The once-celebrated plant that has now turned into one of destruction is causing huge problems within Holland, and as a result, five thousand Japanese leaf fleas have been released in a last-ditch attempt to control it. Japanese knotweed within the country has become an increasingly problematic issue, which has begun to threaten local biodiversities, damage water quality and increase risks of floods. As a result, the government took the unusual decision to issue an exemption on a ban on the introduction of alien species as the spiralling costs related to knotweed damage started to mount. 

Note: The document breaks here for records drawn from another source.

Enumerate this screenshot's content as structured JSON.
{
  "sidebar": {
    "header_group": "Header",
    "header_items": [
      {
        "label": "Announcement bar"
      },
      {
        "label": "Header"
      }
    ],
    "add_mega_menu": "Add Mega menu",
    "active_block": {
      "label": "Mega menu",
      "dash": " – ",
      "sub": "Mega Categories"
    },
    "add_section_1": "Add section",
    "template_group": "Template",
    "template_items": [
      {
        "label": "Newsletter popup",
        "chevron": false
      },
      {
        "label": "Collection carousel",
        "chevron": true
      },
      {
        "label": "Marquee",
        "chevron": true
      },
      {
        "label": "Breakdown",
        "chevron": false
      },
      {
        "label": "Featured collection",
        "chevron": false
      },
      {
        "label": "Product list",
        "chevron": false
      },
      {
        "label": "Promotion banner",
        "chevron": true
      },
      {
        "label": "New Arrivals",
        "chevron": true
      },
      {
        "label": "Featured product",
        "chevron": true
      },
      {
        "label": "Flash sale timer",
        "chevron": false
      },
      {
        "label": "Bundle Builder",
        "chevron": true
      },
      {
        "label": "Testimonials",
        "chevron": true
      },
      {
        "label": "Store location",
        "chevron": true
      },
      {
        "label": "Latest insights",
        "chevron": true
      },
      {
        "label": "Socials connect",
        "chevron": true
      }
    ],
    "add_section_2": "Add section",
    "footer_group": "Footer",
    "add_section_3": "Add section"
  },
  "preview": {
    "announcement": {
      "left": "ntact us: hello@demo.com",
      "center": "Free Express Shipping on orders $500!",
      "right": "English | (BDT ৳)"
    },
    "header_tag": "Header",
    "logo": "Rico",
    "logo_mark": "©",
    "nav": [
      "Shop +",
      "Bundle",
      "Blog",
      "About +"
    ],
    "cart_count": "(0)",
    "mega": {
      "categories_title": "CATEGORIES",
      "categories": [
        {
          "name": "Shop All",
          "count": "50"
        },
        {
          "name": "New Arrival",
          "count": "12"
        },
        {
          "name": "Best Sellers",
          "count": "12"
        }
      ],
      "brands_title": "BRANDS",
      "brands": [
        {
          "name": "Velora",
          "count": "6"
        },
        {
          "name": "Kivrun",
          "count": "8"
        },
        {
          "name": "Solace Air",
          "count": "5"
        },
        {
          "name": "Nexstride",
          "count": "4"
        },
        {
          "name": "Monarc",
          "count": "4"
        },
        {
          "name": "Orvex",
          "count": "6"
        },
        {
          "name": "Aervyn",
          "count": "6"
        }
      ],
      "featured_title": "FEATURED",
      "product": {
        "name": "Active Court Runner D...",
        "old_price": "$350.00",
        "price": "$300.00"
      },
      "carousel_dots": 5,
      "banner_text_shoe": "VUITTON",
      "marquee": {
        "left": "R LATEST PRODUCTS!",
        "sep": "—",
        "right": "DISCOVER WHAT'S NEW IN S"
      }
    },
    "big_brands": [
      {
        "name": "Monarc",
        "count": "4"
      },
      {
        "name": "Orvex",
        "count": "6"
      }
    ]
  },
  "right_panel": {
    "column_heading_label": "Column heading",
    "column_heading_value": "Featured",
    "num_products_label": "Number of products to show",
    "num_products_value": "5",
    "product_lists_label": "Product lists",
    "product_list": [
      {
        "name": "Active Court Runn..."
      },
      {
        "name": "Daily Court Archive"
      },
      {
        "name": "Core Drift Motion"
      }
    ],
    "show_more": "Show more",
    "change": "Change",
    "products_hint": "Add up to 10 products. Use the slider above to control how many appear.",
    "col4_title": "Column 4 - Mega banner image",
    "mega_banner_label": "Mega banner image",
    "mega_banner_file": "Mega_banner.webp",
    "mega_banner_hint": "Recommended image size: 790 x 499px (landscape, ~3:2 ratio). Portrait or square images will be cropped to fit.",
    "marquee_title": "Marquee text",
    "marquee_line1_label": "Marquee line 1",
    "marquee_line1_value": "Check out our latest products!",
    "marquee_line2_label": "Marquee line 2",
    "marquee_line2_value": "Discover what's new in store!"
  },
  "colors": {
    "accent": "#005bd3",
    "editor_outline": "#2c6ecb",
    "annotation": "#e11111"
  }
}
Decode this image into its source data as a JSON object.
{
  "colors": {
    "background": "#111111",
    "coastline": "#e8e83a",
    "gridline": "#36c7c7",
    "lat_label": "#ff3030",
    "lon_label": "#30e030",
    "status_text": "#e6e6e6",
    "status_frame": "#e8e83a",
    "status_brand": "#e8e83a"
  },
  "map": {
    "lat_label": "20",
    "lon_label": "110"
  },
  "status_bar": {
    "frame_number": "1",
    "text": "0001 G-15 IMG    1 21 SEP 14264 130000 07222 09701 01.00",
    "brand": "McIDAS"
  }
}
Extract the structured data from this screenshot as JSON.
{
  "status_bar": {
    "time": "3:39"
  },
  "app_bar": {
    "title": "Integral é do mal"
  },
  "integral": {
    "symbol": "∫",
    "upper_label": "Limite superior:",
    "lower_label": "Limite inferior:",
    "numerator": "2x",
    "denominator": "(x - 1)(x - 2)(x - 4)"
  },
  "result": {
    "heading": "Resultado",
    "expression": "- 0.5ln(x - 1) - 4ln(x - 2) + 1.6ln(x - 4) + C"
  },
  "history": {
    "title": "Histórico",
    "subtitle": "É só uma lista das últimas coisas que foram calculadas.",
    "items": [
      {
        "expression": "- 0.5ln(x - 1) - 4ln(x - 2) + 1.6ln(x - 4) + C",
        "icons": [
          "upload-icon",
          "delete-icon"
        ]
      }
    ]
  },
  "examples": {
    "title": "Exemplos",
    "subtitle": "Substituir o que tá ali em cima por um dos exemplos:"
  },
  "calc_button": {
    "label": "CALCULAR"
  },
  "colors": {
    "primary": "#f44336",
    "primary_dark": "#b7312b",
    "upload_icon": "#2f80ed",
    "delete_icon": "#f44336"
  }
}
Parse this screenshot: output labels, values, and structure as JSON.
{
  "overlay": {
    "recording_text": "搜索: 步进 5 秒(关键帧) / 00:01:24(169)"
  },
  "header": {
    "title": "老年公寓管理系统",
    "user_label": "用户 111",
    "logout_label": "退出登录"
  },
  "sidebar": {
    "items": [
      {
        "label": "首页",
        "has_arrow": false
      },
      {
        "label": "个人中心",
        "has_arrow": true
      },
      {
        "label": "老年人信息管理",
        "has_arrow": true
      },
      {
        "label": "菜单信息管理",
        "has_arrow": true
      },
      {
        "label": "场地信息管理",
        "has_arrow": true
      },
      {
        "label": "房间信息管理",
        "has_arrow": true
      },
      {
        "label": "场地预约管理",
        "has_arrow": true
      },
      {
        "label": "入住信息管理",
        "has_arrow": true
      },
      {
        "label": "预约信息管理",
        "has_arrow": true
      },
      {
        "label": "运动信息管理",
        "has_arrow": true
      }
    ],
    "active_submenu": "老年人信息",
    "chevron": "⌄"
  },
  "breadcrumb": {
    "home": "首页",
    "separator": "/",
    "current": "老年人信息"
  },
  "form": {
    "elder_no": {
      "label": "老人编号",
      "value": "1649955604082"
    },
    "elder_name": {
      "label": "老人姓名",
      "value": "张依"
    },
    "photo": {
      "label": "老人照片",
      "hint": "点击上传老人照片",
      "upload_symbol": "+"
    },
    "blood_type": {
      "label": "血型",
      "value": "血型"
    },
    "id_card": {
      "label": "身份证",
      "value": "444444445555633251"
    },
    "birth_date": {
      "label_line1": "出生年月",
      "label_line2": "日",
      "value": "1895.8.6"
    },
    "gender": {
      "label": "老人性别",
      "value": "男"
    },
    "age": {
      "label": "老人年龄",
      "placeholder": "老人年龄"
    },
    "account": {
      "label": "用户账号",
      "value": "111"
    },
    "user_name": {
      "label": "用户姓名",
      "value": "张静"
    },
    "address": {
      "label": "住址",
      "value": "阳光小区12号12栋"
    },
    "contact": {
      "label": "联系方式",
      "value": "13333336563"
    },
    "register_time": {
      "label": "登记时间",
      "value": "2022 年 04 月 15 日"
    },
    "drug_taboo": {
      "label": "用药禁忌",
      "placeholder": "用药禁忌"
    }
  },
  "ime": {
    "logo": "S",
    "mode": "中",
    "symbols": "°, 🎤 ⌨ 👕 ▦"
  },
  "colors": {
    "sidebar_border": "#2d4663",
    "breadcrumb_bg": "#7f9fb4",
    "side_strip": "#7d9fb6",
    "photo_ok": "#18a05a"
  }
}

Japanese knotweed is causing huge amounts of damage within the Dutch capital, particularly to pavements, building foundations and dykes, leading to millions of euros in costs each year. According to tests, leaf fleas carry the ability to kill young shoots, preventing the plant from growing by sucking up its sap. This has resulted in an initial 5,000 fleas being released in three distinct locations in hope of combatting the rising problem. It is hoped that the fleas will successfully hibernate over the winter and establish themselves within the new year with further specimens planned to be released next spring.

 

Knotweed in the Netherlands

Japanese knotweed was introduced and cultivated as an ornamental plant in the Netherlands between 1829 and 1841 by German botanist Phillip Franz von Siebold. Its aggressive root system, which has the ability to grow up to 20cm per day and breakthrough concrete, has caused major issues in many countries across Europe. Previously, the Dutch capital has attempted to control the spread of knotweed through means of hot water, fire and lasers but through no avail. The government is now playing its hopes on the colony of leaf fleas to curb the damage being caused. 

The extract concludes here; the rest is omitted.